Questa volta però il gioco dei rimandi non vuol essere destabilizzante “all’italiana” perché, diciamolo, il nostro, a volte, è un po’ un parlare di musica per somiglianze, come a dire che se ci sono influenze dichiarate o esplicite, la proposta perde automaticamente potenza e bellezza. E’ un cercare corrispondenze nostrane ai grossi nomi inglesi/americani, vedere queste realtà crescere per poi vanificare un po’ i loro sforzi così, paragonando in modo distruttivo, volgarizzando il senso stesso dell’ascoltare un disco o dell’andare a un concerto. Ed è quasi ora di cambiare direzione.
Allora, questo disco è intriso di amore per alcune band, dai Sonic Youth (la conclusiva, lunga e dal tambureggiare tribale “Petit Treason”) ai Blonde Redhead, dai Godspeed You! Black Emperor agli Slowdive (il singolo “Broken By” ricorda molto le atmosfere di “Souvlaki”). Sappiatelo. Ci sono momenti di differente intensità, cose riuscite, belle, profonde. Altre un po’ meno.
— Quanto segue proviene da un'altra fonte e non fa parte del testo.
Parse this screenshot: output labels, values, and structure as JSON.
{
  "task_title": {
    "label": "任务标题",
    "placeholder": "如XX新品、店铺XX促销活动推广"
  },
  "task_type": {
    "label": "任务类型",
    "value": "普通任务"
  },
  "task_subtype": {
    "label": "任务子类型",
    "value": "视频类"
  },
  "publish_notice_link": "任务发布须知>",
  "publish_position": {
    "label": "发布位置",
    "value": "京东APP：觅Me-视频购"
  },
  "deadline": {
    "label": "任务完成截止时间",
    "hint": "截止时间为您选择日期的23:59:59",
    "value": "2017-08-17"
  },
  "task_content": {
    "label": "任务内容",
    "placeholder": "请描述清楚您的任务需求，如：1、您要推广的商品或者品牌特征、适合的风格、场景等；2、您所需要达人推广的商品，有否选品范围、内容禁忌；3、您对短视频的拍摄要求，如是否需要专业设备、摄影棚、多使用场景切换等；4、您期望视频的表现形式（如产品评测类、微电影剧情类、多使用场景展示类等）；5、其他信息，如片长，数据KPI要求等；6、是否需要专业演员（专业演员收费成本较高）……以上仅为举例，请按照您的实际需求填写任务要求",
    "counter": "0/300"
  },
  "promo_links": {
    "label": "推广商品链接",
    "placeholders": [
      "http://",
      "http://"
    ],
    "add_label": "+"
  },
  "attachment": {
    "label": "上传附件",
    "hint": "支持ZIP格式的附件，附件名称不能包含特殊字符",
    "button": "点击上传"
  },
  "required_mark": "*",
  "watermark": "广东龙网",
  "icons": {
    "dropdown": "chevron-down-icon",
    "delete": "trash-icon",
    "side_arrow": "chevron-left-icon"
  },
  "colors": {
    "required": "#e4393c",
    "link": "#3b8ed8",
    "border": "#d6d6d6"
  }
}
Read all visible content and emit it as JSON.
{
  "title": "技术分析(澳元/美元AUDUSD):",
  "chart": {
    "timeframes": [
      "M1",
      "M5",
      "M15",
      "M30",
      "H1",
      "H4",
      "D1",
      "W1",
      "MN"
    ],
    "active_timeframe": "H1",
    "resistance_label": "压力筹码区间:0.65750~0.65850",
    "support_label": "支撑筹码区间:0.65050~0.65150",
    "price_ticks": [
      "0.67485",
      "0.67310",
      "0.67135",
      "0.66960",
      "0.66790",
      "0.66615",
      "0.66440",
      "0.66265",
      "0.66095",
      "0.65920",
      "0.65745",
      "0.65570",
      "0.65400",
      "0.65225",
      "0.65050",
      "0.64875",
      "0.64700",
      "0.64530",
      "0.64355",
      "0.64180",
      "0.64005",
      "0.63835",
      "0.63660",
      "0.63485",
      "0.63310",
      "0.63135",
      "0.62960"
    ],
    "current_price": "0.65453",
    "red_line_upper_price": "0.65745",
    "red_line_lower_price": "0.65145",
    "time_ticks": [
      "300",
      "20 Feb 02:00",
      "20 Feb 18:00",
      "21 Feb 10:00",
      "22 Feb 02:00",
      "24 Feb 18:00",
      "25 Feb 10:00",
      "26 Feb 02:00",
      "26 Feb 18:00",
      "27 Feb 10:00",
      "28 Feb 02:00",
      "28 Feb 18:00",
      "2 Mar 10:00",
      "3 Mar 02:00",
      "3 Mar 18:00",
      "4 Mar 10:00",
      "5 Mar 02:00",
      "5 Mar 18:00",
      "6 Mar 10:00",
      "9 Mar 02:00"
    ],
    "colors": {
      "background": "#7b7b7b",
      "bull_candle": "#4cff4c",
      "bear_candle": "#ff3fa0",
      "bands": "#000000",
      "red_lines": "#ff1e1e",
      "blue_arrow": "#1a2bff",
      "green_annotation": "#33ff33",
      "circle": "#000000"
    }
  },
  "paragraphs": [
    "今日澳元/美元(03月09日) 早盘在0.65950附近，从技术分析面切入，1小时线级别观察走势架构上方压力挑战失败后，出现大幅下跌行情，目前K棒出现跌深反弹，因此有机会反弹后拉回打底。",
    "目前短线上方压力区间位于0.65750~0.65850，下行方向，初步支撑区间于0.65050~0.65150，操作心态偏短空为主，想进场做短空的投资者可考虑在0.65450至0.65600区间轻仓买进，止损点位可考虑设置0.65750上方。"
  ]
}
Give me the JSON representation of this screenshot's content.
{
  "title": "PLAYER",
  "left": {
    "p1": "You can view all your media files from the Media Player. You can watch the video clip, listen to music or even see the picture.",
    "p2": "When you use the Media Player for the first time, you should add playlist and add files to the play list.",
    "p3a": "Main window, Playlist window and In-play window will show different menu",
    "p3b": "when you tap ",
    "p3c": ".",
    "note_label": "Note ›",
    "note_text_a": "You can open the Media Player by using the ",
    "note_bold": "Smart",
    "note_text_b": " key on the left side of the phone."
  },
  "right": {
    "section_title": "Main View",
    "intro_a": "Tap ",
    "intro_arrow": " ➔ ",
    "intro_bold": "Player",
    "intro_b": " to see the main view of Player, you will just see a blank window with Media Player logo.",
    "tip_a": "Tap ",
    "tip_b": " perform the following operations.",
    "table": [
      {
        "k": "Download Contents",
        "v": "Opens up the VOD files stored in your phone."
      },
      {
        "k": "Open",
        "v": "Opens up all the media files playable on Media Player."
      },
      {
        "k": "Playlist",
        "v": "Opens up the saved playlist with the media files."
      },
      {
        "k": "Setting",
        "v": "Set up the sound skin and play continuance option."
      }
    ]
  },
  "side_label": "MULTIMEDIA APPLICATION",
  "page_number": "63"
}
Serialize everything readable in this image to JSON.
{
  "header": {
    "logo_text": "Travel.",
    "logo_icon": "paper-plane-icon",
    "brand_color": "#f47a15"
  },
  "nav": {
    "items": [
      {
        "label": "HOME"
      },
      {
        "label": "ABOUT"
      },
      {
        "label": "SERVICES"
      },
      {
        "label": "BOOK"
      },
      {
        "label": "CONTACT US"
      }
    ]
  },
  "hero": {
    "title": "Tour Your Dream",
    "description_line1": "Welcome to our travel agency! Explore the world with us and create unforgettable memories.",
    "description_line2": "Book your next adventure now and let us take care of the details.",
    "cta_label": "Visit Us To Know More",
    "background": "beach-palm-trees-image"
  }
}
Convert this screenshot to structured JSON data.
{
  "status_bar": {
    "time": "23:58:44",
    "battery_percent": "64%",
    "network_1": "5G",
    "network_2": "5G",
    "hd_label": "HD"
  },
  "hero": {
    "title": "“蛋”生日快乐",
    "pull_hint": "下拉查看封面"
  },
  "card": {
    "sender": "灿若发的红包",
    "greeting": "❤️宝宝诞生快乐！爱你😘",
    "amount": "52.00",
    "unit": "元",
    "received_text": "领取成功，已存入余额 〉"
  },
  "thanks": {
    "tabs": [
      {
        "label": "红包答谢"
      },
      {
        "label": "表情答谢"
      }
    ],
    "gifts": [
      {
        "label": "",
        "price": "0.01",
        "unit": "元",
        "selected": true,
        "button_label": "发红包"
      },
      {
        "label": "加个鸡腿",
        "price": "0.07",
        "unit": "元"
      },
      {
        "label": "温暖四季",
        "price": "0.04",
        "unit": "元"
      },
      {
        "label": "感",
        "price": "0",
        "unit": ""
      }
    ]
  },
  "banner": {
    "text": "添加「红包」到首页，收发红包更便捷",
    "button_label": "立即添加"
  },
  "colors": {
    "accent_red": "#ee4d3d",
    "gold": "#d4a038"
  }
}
Alla prima categoria appartiene di certo “Self Help”, brano che vede la collaborazione di Glen Johnson dei Piano Magic e cresce man mano che i secondi passano, grazie anche ai bellissimi arrangiamenti di archi che rispondono alle inflessioni umorali e romantiche della voce di Glen. Una canzone. Una bella canzone.
Forse l’unica nota non dico stonata, bensì fuori dal contesto è “Clairvoyance”, annacquata da arrangiamenti un po’ pesanti, per non dire barocchi. E’, in pratica, l’unico momento “debole” di questo Dividing Opinions, album maturo e infine riuscito, dove la band di Cavriago abbandona le incertezze sul da farsi di Punk… Not Diet! e compie delle scelte chiare e decise, mettendosi in discussione senza però perdere di vista quanto di buono è stato fatto in passato.
E’ migliorato il suono, più arioso e vario, è migliorata la scrittura. Loro sono cresciuti.
E sono pronti a dividere le opinioni del pubblico italiano, come al solito: chi li ama alla follia e chi non li regge, senza mezze misure. Avanti così.